The event is one of the major set pieces of the year for both Hammond and Bank of England Governor Mark Carney, who will also speak. It comes a day after May won an important vote in parliament on her Brexit plans, facing down rebels within her ruling Conservative Party who favour closer ties with the EU.

Although Hammond is seen as a sceptic of a hard break with the EU, the emphasis on global trade in the excerpts from his speech echoes a theme of more enthusiastic Brexit supporters among May's Conservatives, who say Britain can benefit from escaping the bloc to do trade deals with further-flung nations.

Hammond will say that after Brexit, he wants to strike fresh global financial partnerships, based on new free trade deals and existing dialogue with countries like China and India.

He will also reiterate that he wants the EU to discuss an ambitious future financial services relationship with Britain.

Progress on this key demand of Britain's financial sector has been slow. For months the government, financial regulators and major banks in Britain have backed a "mutual recognition" blueprint for two-way market access after Brexit. But facing scepticism from Brussels, financial executives told Reuters last week they no longer believe it is realistic.
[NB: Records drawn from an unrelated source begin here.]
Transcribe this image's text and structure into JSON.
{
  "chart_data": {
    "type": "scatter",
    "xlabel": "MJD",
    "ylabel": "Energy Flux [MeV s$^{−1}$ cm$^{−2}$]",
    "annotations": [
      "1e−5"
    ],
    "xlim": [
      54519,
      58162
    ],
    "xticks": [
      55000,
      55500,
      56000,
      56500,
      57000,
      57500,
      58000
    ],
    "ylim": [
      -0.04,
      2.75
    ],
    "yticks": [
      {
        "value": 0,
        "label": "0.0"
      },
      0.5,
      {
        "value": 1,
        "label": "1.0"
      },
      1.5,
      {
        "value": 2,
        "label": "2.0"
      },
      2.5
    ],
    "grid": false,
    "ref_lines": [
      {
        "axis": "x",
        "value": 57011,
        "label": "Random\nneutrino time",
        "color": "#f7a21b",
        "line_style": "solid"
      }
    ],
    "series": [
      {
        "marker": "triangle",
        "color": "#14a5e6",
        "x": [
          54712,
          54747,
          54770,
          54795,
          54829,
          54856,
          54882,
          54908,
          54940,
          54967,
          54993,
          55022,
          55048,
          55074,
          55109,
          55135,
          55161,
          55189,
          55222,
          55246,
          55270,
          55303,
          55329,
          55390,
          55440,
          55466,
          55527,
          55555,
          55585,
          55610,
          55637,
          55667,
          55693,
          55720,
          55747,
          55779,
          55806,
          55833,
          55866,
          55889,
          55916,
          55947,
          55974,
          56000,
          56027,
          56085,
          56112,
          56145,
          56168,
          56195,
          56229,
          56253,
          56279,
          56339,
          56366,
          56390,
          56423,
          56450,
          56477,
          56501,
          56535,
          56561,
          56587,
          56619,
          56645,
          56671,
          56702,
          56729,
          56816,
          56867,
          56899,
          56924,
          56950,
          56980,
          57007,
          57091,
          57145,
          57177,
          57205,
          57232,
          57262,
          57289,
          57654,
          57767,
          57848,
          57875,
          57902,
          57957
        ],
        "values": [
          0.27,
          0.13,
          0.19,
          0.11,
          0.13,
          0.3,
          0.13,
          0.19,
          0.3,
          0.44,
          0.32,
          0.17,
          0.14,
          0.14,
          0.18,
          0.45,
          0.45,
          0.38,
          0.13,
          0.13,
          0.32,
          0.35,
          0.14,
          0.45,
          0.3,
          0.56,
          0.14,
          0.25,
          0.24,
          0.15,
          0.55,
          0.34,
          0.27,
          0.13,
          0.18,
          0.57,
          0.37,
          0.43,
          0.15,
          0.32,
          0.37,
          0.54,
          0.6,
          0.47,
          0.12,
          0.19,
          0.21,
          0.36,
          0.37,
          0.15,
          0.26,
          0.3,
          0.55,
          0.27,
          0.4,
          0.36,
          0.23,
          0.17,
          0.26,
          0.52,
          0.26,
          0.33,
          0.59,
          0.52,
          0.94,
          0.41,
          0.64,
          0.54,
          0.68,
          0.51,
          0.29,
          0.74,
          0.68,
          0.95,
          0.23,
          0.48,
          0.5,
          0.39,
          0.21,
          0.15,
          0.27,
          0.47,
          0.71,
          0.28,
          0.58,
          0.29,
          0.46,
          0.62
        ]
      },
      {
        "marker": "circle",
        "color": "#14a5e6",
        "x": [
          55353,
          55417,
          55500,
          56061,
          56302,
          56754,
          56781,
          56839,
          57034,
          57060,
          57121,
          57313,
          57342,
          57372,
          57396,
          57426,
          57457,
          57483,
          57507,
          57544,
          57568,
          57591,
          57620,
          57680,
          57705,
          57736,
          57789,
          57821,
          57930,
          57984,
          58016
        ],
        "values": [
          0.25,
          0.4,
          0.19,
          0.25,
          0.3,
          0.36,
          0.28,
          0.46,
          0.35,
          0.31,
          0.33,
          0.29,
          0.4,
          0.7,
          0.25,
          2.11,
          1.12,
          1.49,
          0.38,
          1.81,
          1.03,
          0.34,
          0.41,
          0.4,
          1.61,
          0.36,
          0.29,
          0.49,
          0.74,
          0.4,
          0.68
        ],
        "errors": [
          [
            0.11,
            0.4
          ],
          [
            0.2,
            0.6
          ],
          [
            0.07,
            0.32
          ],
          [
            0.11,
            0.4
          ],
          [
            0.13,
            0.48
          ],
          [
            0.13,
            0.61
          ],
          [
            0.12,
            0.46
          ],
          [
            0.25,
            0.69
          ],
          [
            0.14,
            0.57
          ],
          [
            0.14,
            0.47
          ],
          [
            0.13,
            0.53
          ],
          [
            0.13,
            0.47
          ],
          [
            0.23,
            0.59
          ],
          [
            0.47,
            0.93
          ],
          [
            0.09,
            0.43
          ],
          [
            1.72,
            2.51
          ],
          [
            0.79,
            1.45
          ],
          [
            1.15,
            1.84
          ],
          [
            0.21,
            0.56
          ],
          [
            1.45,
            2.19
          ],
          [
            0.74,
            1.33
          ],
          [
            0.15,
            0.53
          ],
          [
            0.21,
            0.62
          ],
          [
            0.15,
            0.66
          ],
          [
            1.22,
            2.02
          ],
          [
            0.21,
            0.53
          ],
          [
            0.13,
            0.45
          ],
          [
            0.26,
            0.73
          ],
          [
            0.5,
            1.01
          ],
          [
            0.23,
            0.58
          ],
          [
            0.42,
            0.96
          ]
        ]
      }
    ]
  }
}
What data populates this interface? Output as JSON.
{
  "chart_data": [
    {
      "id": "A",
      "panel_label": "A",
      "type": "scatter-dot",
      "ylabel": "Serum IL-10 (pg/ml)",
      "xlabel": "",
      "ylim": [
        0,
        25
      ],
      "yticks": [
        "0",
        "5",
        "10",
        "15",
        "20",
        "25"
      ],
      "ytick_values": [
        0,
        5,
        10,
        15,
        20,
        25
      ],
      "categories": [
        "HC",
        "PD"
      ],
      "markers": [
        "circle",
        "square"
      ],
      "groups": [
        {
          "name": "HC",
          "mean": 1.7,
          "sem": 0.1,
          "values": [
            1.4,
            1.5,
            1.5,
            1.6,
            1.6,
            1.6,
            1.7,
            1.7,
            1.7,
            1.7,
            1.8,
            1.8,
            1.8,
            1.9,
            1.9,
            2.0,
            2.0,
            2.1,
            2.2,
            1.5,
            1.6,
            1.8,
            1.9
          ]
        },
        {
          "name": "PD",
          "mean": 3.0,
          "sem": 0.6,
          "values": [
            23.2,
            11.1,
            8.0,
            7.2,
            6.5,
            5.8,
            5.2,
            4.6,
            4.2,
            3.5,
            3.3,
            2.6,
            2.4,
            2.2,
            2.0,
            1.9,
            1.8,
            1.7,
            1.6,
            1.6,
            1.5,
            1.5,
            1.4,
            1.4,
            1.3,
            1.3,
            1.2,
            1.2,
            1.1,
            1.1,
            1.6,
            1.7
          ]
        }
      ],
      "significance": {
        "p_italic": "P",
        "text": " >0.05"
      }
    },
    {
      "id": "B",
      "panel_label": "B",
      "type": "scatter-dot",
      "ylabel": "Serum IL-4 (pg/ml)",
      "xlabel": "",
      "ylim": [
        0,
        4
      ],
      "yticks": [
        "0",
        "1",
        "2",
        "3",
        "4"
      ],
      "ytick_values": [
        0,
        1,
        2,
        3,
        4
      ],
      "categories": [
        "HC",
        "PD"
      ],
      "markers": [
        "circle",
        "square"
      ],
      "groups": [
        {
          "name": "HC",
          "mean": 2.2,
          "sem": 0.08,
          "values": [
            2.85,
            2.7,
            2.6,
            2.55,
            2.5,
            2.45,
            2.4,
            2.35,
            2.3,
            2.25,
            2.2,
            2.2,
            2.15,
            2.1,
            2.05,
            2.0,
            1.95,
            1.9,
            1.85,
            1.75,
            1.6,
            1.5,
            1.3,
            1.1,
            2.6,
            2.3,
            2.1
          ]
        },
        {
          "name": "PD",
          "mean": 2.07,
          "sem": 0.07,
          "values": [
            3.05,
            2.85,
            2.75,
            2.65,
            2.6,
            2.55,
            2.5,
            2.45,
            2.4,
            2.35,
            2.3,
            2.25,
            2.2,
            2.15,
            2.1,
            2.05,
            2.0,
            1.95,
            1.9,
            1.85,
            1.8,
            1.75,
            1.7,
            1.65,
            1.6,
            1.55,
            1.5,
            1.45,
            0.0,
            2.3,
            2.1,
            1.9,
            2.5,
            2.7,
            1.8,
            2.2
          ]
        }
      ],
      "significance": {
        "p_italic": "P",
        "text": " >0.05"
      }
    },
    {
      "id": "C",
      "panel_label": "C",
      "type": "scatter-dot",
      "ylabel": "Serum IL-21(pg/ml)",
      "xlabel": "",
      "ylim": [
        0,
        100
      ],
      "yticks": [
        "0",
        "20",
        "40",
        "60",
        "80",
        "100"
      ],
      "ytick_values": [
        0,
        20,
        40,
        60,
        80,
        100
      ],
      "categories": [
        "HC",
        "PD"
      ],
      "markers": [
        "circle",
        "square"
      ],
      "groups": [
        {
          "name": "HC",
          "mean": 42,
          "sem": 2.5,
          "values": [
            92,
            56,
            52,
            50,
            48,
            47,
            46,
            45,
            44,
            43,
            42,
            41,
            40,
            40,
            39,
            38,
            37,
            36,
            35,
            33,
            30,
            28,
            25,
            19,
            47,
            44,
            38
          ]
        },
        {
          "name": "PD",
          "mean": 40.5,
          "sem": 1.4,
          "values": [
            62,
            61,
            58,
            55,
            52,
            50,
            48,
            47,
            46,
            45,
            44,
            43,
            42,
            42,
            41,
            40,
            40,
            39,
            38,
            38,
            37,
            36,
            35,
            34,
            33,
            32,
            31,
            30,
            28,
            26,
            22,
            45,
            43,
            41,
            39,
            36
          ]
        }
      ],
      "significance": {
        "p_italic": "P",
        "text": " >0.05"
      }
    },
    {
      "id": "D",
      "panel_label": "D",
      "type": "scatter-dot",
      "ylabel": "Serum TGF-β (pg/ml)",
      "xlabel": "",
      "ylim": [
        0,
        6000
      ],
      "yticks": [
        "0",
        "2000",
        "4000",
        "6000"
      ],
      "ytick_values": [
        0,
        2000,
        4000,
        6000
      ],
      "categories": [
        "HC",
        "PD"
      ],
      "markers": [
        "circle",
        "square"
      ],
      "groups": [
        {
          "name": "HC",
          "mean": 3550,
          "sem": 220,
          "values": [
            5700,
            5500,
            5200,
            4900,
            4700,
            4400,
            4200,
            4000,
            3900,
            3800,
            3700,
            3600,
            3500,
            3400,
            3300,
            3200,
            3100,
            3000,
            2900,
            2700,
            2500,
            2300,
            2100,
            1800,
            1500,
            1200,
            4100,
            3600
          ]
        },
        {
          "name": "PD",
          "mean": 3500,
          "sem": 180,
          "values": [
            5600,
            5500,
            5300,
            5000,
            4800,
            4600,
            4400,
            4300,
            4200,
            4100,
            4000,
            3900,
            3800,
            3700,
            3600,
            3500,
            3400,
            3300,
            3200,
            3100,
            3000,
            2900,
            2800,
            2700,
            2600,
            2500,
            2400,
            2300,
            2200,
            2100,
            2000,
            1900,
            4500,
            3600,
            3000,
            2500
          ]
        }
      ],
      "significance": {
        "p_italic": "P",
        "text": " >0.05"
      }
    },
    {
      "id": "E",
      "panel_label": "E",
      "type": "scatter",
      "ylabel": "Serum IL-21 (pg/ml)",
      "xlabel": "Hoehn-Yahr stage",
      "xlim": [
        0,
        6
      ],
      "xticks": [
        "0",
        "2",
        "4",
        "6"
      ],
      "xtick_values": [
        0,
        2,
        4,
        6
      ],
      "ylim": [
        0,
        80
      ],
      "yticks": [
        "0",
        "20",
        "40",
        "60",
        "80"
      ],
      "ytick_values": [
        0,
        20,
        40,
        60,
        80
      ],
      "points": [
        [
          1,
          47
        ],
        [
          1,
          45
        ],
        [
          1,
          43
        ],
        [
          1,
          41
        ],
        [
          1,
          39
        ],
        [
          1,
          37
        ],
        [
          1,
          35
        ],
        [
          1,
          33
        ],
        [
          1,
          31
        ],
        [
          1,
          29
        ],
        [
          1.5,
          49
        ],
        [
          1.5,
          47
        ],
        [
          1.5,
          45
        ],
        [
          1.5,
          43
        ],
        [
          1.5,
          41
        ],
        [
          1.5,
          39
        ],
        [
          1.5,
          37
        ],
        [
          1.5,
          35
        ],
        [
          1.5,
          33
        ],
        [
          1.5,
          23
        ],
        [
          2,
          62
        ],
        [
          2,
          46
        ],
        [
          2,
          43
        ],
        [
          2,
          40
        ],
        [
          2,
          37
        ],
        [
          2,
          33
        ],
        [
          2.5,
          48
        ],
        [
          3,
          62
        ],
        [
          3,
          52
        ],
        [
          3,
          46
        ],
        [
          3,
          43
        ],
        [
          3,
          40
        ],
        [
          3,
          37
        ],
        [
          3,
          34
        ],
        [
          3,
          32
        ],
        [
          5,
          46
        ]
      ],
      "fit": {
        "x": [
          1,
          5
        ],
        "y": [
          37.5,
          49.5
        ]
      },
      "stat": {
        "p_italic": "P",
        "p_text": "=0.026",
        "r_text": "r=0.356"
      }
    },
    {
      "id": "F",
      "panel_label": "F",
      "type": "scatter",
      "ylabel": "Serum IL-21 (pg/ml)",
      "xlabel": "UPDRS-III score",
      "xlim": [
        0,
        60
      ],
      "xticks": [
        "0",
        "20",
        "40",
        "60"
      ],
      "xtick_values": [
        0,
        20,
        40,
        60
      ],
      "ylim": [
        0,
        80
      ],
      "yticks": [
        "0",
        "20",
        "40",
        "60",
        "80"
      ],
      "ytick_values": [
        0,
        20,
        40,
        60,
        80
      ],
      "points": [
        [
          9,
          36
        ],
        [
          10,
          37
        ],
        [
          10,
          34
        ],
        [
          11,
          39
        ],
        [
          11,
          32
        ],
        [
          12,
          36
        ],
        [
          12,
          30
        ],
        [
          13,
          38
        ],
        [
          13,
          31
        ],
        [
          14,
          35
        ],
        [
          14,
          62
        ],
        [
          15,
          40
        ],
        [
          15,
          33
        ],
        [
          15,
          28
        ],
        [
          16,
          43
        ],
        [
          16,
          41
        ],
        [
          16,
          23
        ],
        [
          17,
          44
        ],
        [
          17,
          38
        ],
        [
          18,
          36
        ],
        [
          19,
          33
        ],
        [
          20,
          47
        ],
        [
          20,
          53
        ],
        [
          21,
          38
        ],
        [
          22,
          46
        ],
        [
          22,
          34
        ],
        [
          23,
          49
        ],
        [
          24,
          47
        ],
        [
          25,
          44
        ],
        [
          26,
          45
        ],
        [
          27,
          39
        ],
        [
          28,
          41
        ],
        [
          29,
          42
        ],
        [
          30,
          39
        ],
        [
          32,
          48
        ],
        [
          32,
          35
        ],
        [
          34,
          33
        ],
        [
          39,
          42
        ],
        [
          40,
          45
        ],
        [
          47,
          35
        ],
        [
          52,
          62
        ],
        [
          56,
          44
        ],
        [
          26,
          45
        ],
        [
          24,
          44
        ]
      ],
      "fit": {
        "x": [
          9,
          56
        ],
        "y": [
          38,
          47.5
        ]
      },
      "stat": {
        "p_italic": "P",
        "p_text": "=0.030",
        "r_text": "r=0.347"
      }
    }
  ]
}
In a speech before Hammond's, the Lord Mayor of the City of London, Charles Bowman, a figurehead for the financial services industry, plans to emphasise the industry's desire for streamlined immigration procedures and a comprehensive trade agreement with the EU that covers financial services.

"We welcomed the government's March announcement that there will be a transition period ... but even with this in place, there are significant risks, such as those around contract continuity and data flows, that must be addressed."